AAA recommends that you also never warm up your car in an enclosed space, like a garage. Doing so may increase your risk of carbon monoxide poisoning.
Although it's important regardless of the weather, check your tread and air pressure on your tires. Bald, flat tires may make driving in icy conditions even more difficult.
While on the Road...
If you have to leave the warm pocket of air between your bed and comforter and hop in your car, remember to take extra care on the road.
Not only do drivers tend to be anxious or nervous when winter weather hits, but icy conditions can make normal braking and traffic a complicated ballet. Don't stress about the snow, drive safely by remembering to:
- Slow down (speed limits are rated for normal, dry weather conditions);
- Pump the brakes (don't slam on them);
- Clear your windshield and all mirrors (buy an ice scraper); and
- Leave some space between you and the car ahead of you -- especially if it's a snow plow or salt truck.

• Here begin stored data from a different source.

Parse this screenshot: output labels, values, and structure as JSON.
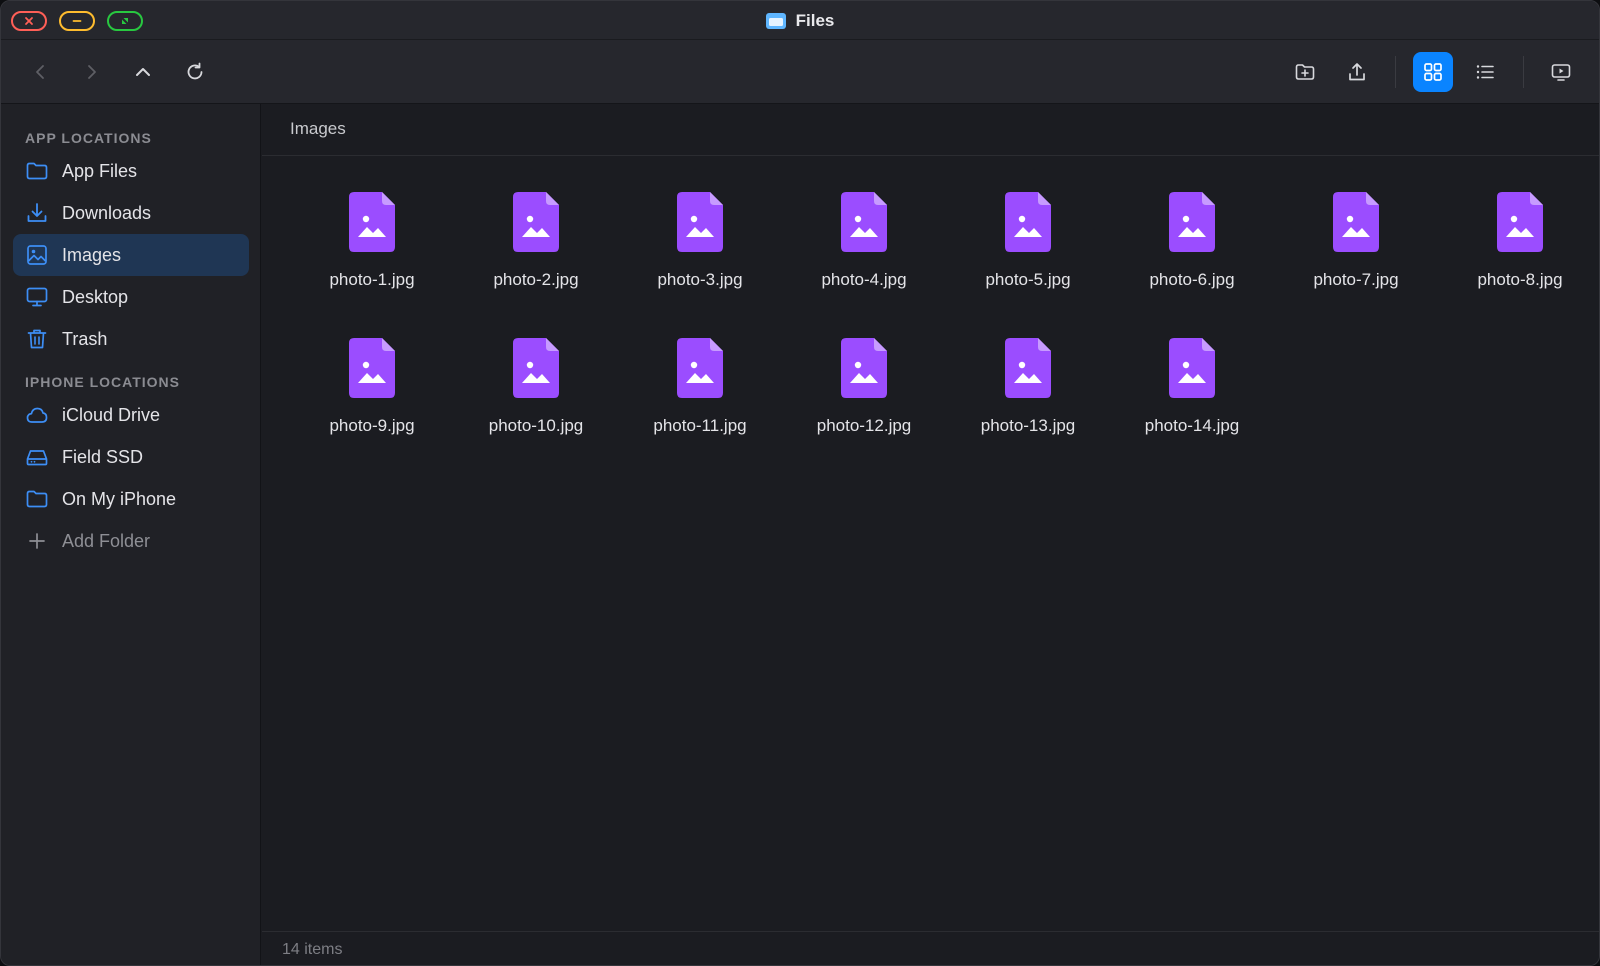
{
  "window": {
    "title": "Files",
    "title_icon": "folder-app-icon"
  },
  "toolbar": {
    "back": "chevron-left-icon",
    "forward": "chevron-right-icon",
    "up": "chevron-up-icon",
    "refresh": "refresh-icon",
    "new_folder": "folder-plus-icon",
    "share": "share-icon",
    "grid_view": "grid-icon",
    "list_view": "list-icon",
    "preview": "preview-icon",
    "active_view": "grid",
    "accent_color": "#0a84ff"
  },
  "sidebar": {
    "app_locations_header": "APP LOCATIONS",
    "app_locations": [
      {
        "label": "App Files",
        "icon": "folder-icon"
      },
      {
        "label": "Downloads",
        "icon": "download-icon"
      },
      {
        "label": "Images",
        "icon": "image-icon",
        "selected": true
      },
      {
        "label": "Desktop",
        "icon": "desktop-icon"
      },
      {
        "label": "Trash",
        "icon": "trash-icon"
      }
    ],
    "iphone_locations_header": "IPHONE LOCATIONS",
    "iphone_locations": [
      {
        "label": "iCloud Drive",
        "icon": "cloud-icon"
      },
      {
        "label": "Field SSD",
        "icon": "drive-icon"
      },
      {
        "label": "On My iPhone",
        "icon": "folder-icon"
      },
      {
        "label": "Add Folder",
        "icon": "plus-icon"
      }
    ]
  },
  "main": {
    "breadcrumb": "Images",
    "files": [
      {
        "name": "photo-1.jpg"
      },
      {
        "name": "photo-2.jpg"
      },
      {
        "name": "photo-3.jpg"
      },
      {
        "name": "photo-4.jpg"
      },
      {
        "name": "photo-5.jpg"
      },
      {
        "name": "photo-6.jpg"
      },
      {
        "name": "photo-7.jpg"
      },
      {
        "name": "photo-8.jpg"
      },
      {
        "name": "photo-9.jpg"
      },
      {
        "name": "photo-10.jpg"
      },
      {
        "name": "photo-11.jpg"
      },
      {
        "name": "photo-12.jpg"
      },
      {
        "name": "photo-13.jpg"
      },
      {
        "name": "photo-14.jpg"
      }
    ],
    "file_icon": "image-file-icon",
    "file_icon_color": "#9b4dff",
    "status": "14 items"
  }
}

Be as careful as possible, but sometimes icy weather accidents are inevitable.
If You Get in a Crash
The most mundane accident during cold-weather driving involves cars sliding into each other at low speeds in a parking lot. Even if the lot is like a skating rink, remember to deal with these fender-benders calmly and responsibly.
That means exchanging insurance information, checking for injuries, and recording damage to both cars -- for example, taking pictures with your smartphone camera.
If you get into a high-speed collision, remember that you can still be held at fault for driving at the posted speed limit when icy road conditions are present.